PENAJAM–Pengerjaan renovasi komprehensif gedung SD 026 Penajam, Penajam Paser Utara (PPU) telah selesai beberapa minggu lalu dengan biaya Rp 15.542.197.000. Proyek ini dikerjakan kontraktor lokal dan dimulai 11 April 2023.
Saat ini, Dinas Pendidikan Pemuda dan Olahraga (Disdikpora) PPU telah mengambil alih penyelesaian tahap akhir proyek ini melalui program swakelola. Disdikpora menunjuk beberapa pekerja untuk menyelesaikan tahapan finishing itu.
Asisten I Bidang Pemerintahan dan Kesejahteraan Rakyat Setkab PPU Nicko Herlambang, Rabu (1/5), memberi deadline (batas waktu) penyelesaian finishing tersebut tiga minggu dihitung mulai awal bulan ini hingga tiga pekan ke depan. Tujuannya, agar gedung sekolah di tepi Jalan Propinsi, Kilometer 3, Penajam, itu segera dapat difungsikan, agar 292 muridnya yang pindah belajar sejak setahun lalu ke SD 003 Penajam bisa kembali belajar di sekolah ini.
Batas waktu ini, kata Nicko Herlambang, juga bagian dari harapan Penjabat (Pj) Bupati PPU Makmur Marbun agar sekolah ini bisa difungsikan dalam waktu dekat. “Saya kira mereka bisa menyelesaikannya sebelum batas waktu tiga minggu,” katanya.
Koran ini, Rabu (1/5), bertandang ke gedung sekolah yang kini terdiri dari dua lantai itu, dan menyaksikan beberapa pekerja tampak sedang memperbaiki jendela, dan melakukan pengecatan ulang pada dinding sekolah. Saat mereka ditanya media ini terkait penanggung jawab pekerjaan mereka memberi nomor seluler atas nama Firdaus sebagai koordinator pekerja. “Kalau kami diberi batas waktu tiga minggu bisa saja menyelesaikannya, tetapi harus dengan cara menambah jam kerja dan jumlah pekerja,” kata mereka.
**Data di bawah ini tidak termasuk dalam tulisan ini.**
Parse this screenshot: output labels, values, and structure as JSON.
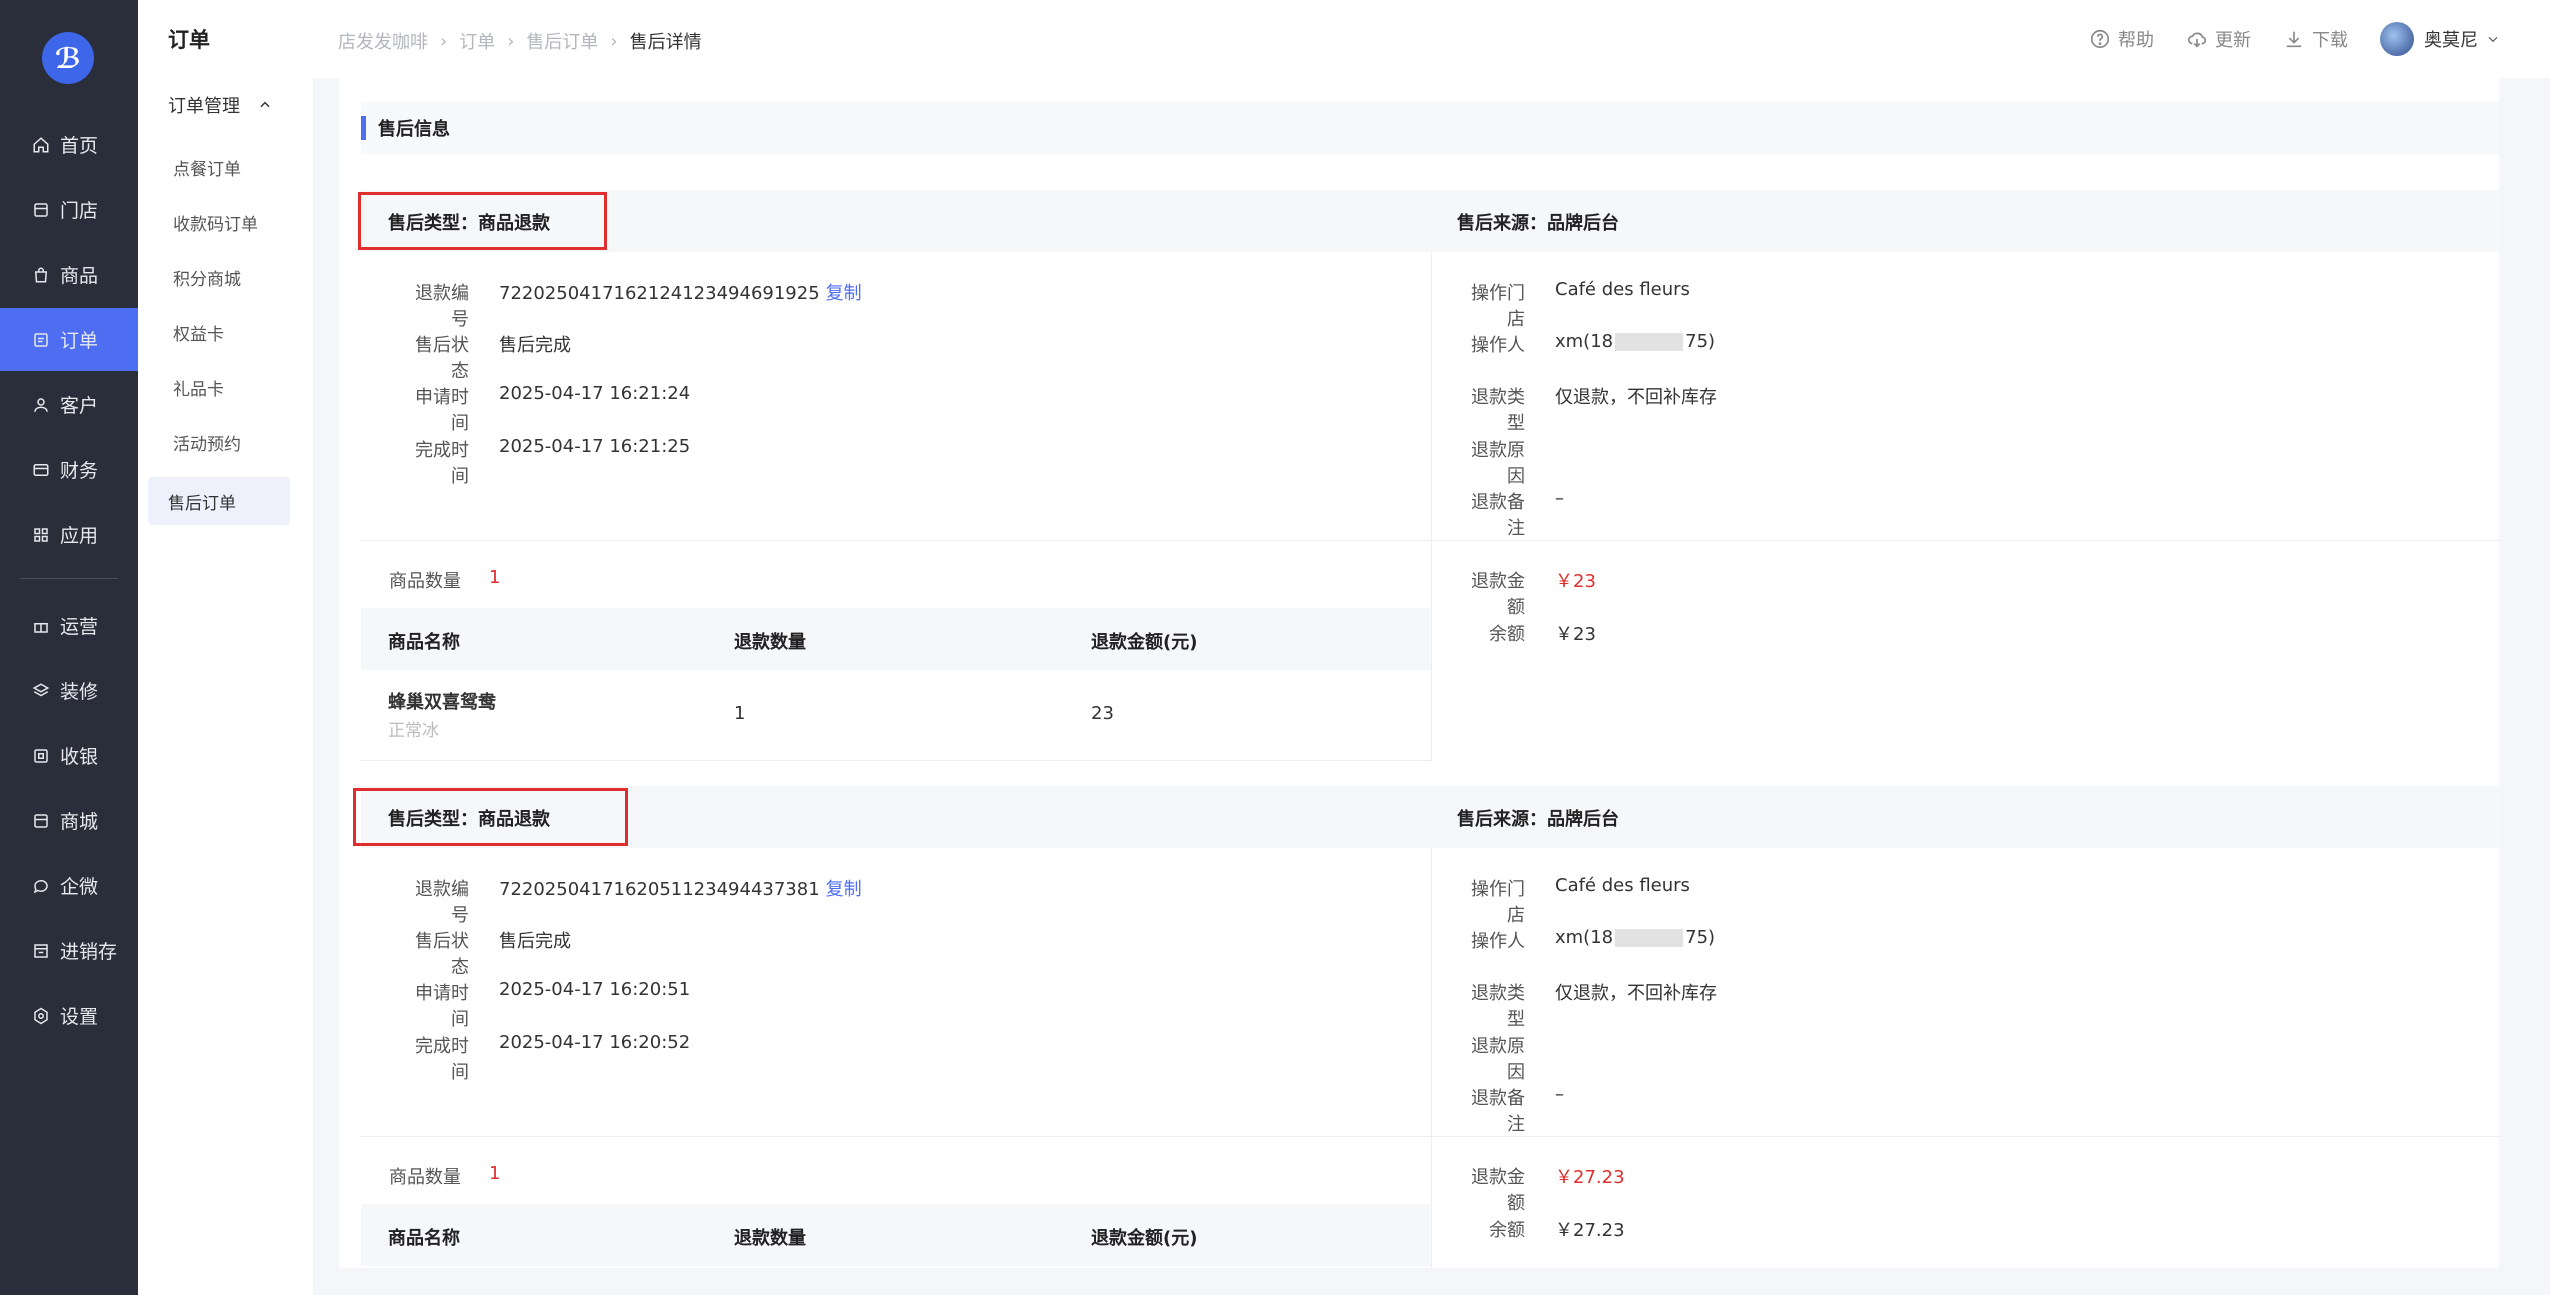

Firdaus saat dikonfirmasi media ini mengatakan tak ada masalah apabila pihaknya diberi tenggat waktu menyelesaikan pekerjaan yang ditanganinya selama tiga minggu. Dia menerangkan, dirinya bukan kontraktor, tetapi hanya ditunjuk melalui program swakelola untuk menyelesaikan sisa pembangunan sebelumnya. “Kami ini hanya tukang dan membantu Disdikpora untuk merampungkan agar anak-anak segera bisa menempati sekolahnya. Kami ini hanya dibayar sebagai tukang saja,” kata Firdaus.
Kepala Bidang Sarana dan Prasarana (Sarpras), Disdikpora PPU, Syamsul Adha, Rabu (1/5), menjelaskan untuk tahapan penyelesaian pembangunan sarana pendidikan dasar itu ada beberapa alternatif.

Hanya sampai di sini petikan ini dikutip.